The former head of media baron Rupert Murdoch's News International was formally charged at a London police station Thursday in the eavesdropping probe that has rocked the News Corp. empire and British government, London police said.
Authorities announced last week that Rebekah Brooks -- who besides being a onetime chief executive of News International, which is the division of News Corp. that includes the company's British newspapers, also had been editor of The News of the World tabloid -- was among those being charged in the high-profile case.
On Thursday evening, she "answered bail" at Lewisham police station in the British capital and "was charged" with several offenses, the Metropolitan Police Service said in a written statement.
She posted bail and is scheduled to next appear in court on September 3.

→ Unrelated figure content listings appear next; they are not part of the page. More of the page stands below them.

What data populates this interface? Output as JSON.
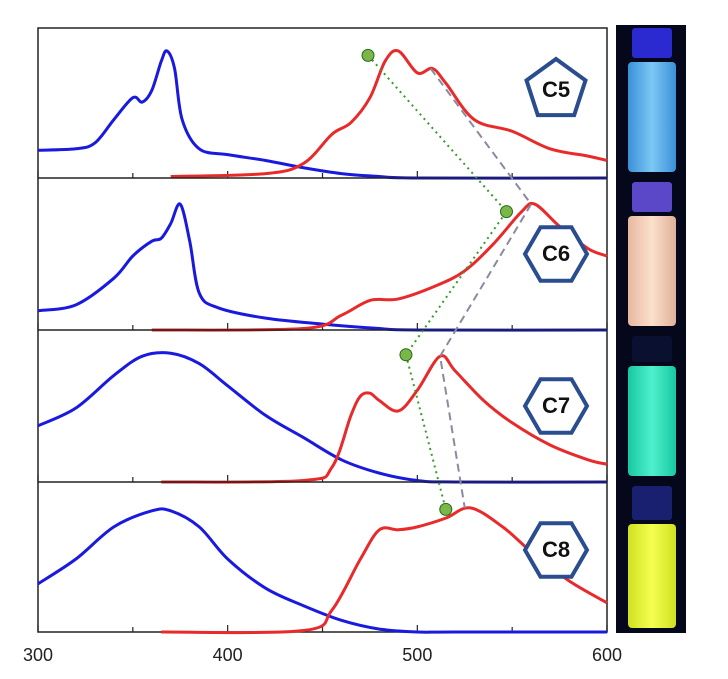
{
  "chart_data": {
    "type": "line",
    "xlim": [
      300,
      600
    ],
    "xticks": [
      300,
      400,
      500,
      600
    ],
    "minor_xticks": [
      350,
      450,
      550
    ],
    "ylim": [
      0,
      1
    ],
    "marker_color": "#7ab648",
    "marker_line_color": "#3a9a2a",
    "peak_line_color": "#8a8aa0",
    "panels": [
      {
        "label": "C5",
        "badge": "pentagon",
        "series": [
          {
            "color": "#1a1adf",
            "x": [
              300,
              320,
              330,
              340,
              350,
              355,
              360,
              365,
              368,
              372,
              376,
              385,
              400,
              420,
              440,
              460,
              480,
              500,
              600
            ],
            "values": [
              0.19,
              0.2,
              0.24,
              0.4,
              0.55,
              0.52,
              0.6,
              0.8,
              0.87,
              0.75,
              0.4,
              0.2,
              0.16,
              0.12,
              0.07,
              0.03,
              0.01,
              0,
              0
            ]
          },
          {
            "color": "#e82a2a",
            "x": [
              370,
              420,
              440,
              455,
              465,
              475,
              483,
              490,
              500,
              508,
              515,
              530,
              550,
              570,
              590,
              600
            ],
            "values": [
              0.01,
              0.03,
              0.1,
              0.3,
              0.38,
              0.55,
              0.8,
              0.87,
              0.72,
              0.75,
              0.65,
              0.4,
              0.32,
              0.2,
              0.15,
              0.12
            ]
          }
        ],
        "marker": {
          "x": 474,
          "value": 0.84
        },
        "peak": {
          "x": 507,
          "value": 0.75
        }
      },
      {
        "label": "C6",
        "badge": "hexagon",
        "series": [
          {
            "color": "#1a1adf",
            "x": [
              300,
              320,
              340,
              350,
              360,
              365,
              370,
              375,
              380,
              385,
              395,
              420,
              450,
              480,
              500,
              600
            ],
            "values": [
              0.13,
              0.17,
              0.35,
              0.5,
              0.6,
              0.62,
              0.72,
              0.85,
              0.6,
              0.25,
              0.15,
              0.08,
              0.04,
              0.01,
              0,
              0
            ]
          },
          {
            "color": "#e82a2a",
            "x": [
              360,
              440,
              460,
              475,
              490,
              510,
              525,
              540,
              555,
              562,
              575,
              590,
              600
            ],
            "values": [
              0,
              0.01,
              0.1,
              0.2,
              0.21,
              0.3,
              0.4,
              0.58,
              0.8,
              0.85,
              0.7,
              0.55,
              0.5
            ]
          }
        ],
        "marker": {
          "x": 547,
          "value": 0.8
        },
        "peak": {
          "x": 560,
          "value": 0.85
        }
      },
      {
        "label": "C7",
        "badge": "hexagon",
        "series": [
          {
            "color": "#1a1adf",
            "x": [
              300,
              320,
              340,
              355,
              370,
              385,
              400,
              420,
              440,
              460,
              480,
              500,
              520,
              600
            ],
            "values": [
              0.38,
              0.5,
              0.72,
              0.85,
              0.87,
              0.8,
              0.65,
              0.45,
              0.3,
              0.15,
              0.06,
              0.01,
              0,
              0
            ]
          },
          {
            "color": "#e82a2a",
            "x": [
              365,
              440,
              455,
              465,
              470,
              475,
              480,
              490,
              500,
              512,
              520,
              535,
              550,
              570,
              590,
              600
            ],
            "values": [
              0,
              0.01,
              0.1,
              0.45,
              0.58,
              0.6,
              0.55,
              0.48,
              0.62,
              0.85,
              0.75,
              0.55,
              0.4,
              0.25,
              0.15,
              0.12
            ]
          }
        ],
        "marker": {
          "x": 494,
          "value": 0.86
        },
        "peak": {
          "x": 512,
          "value": 0.85
        }
      },
      {
        "label": "C8",
        "badge": "hexagon",
        "series": [
          {
            "color": "#1a1adf",
            "x": [
              300,
              320,
              340,
              360,
              370,
              385,
              400,
              420,
              440,
              460,
              480,
              500,
              520,
              600
            ],
            "values": [
              0.33,
              0.5,
              0.72,
              0.83,
              0.83,
              0.72,
              0.5,
              0.3,
              0.18,
              0.08,
              0.02,
              0,
              0,
              0
            ]
          },
          {
            "color": "#e82a2a",
            "x": [
              365,
              440,
              455,
              470,
              480,
              490,
              500,
              515,
              528,
              545,
              560,
              580,
              600
            ],
            "values": [
              0,
              0.01,
              0.15,
              0.5,
              0.7,
              0.7,
              0.72,
              0.78,
              0.85,
              0.72,
              0.55,
              0.35,
              0.2
            ]
          }
        ],
        "marker": {
          "x": 515,
          "value": 0.84
        },
        "peak": {
          "x": 525,
          "value": 0.85
        }
      }
    ]
  }
}
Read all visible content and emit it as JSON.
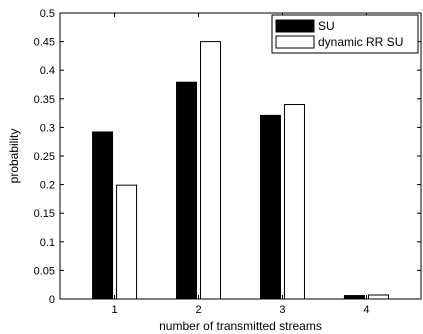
{
  "chart_data": {
    "type": "bar",
    "xlabel": "number of transmitted streams",
    "ylabel": "probability",
    "categories": [
      "1",
      "2",
      "3",
      "4"
    ],
    "series": [
      {
        "name": "SU",
        "values": [
          0.292,
          0.379,
          0.321,
          0.006
        ],
        "color": "#000000"
      },
      {
        "name": "dynamic RR SU",
        "values": [
          0.199,
          0.45,
          0.34,
          0.007
        ],
        "color": "#ffffff"
      }
    ],
    "ylim": [
      0,
      0.5
    ],
    "yticks": [
      "0",
      "0.05",
      "0.1",
      "0.15",
      "0.2",
      "0.25",
      "0.3",
      "0.35",
      "0.4",
      "0.45",
      "0.5"
    ],
    "grid": false,
    "legend_position": "top-right"
  }
}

The long-running police investigation prompted by illegal eavesdropping at the defunct Murdoch tabloid The News of the World has expanded into probes of computer hacking, bribery and corruption. Brooks served as that newspaper's editor before taking the same role at The Sun and eventually rising to the CEO position with News International.
The announced names of the suspected hacking victims include some of the world's biggest celebrities, including Angelina Jolie, Brad Pitt, Jude Law, Paul McCartney and soccer star Wayne Rooney.
The phone-hacking accusations have reverberated through the top levels of British politics and journalism, led to the major tabloid's closing and prompted a parliamentary committee to issue damning criticism of Murdoch.
Others charged in the case include Andy Coulson, an editor at News of the World who went on to become director of communications for British Prime Minister David Cameron before resigning.
According to Thursday's release from London police, Brooks was charged on three offenses. The first claims that she -- along with Coulson, Stuart Kuttner, Greg Miskiw, Ian Edmondson, Neville Thurlbeck and James Weatherup -- conspired between October 3, 2000, and August 9, 2006, "to intercept communications in the course of their transmission, without lawful authority." Specifically, the charge asserts that they listened to "voice mail messages of well-known people."
Another charge accuses Brooks, Coulson, Kuttner, Miskiw, Thurlbeck and Glenn Mulcaire of intercepting messages of Milly Dowler, the 13-year-old British schoolgirl who was abducted and murdered in 2002.
Lastly, Brooks, Mulcaire and Miskiw are charged with, between December 3, 2002, and January 22, 2003, conspiring to intercept the messages of firefighter trade union boss Andy Gilchrist.
Brooks has previously vigorously denied the charges against her, saying she was "distressed and angry."
The scandal exploded with the revelation that the phone of Dowler was hacked after she disappeared in 2002. She was later found murdered. Indications that her voice mail had been accessed had given her parents the false hope she was still alive.
Prosecutors allege there were more than 600 victims of phone hacking between 2000 and 2006.
The investigation and public notoriety has been damaging to News Corp. and Murdoch, who stepped down from a string of company boards of directors earlier this month and further distanced himself from the print business that first brought him fame and fortune.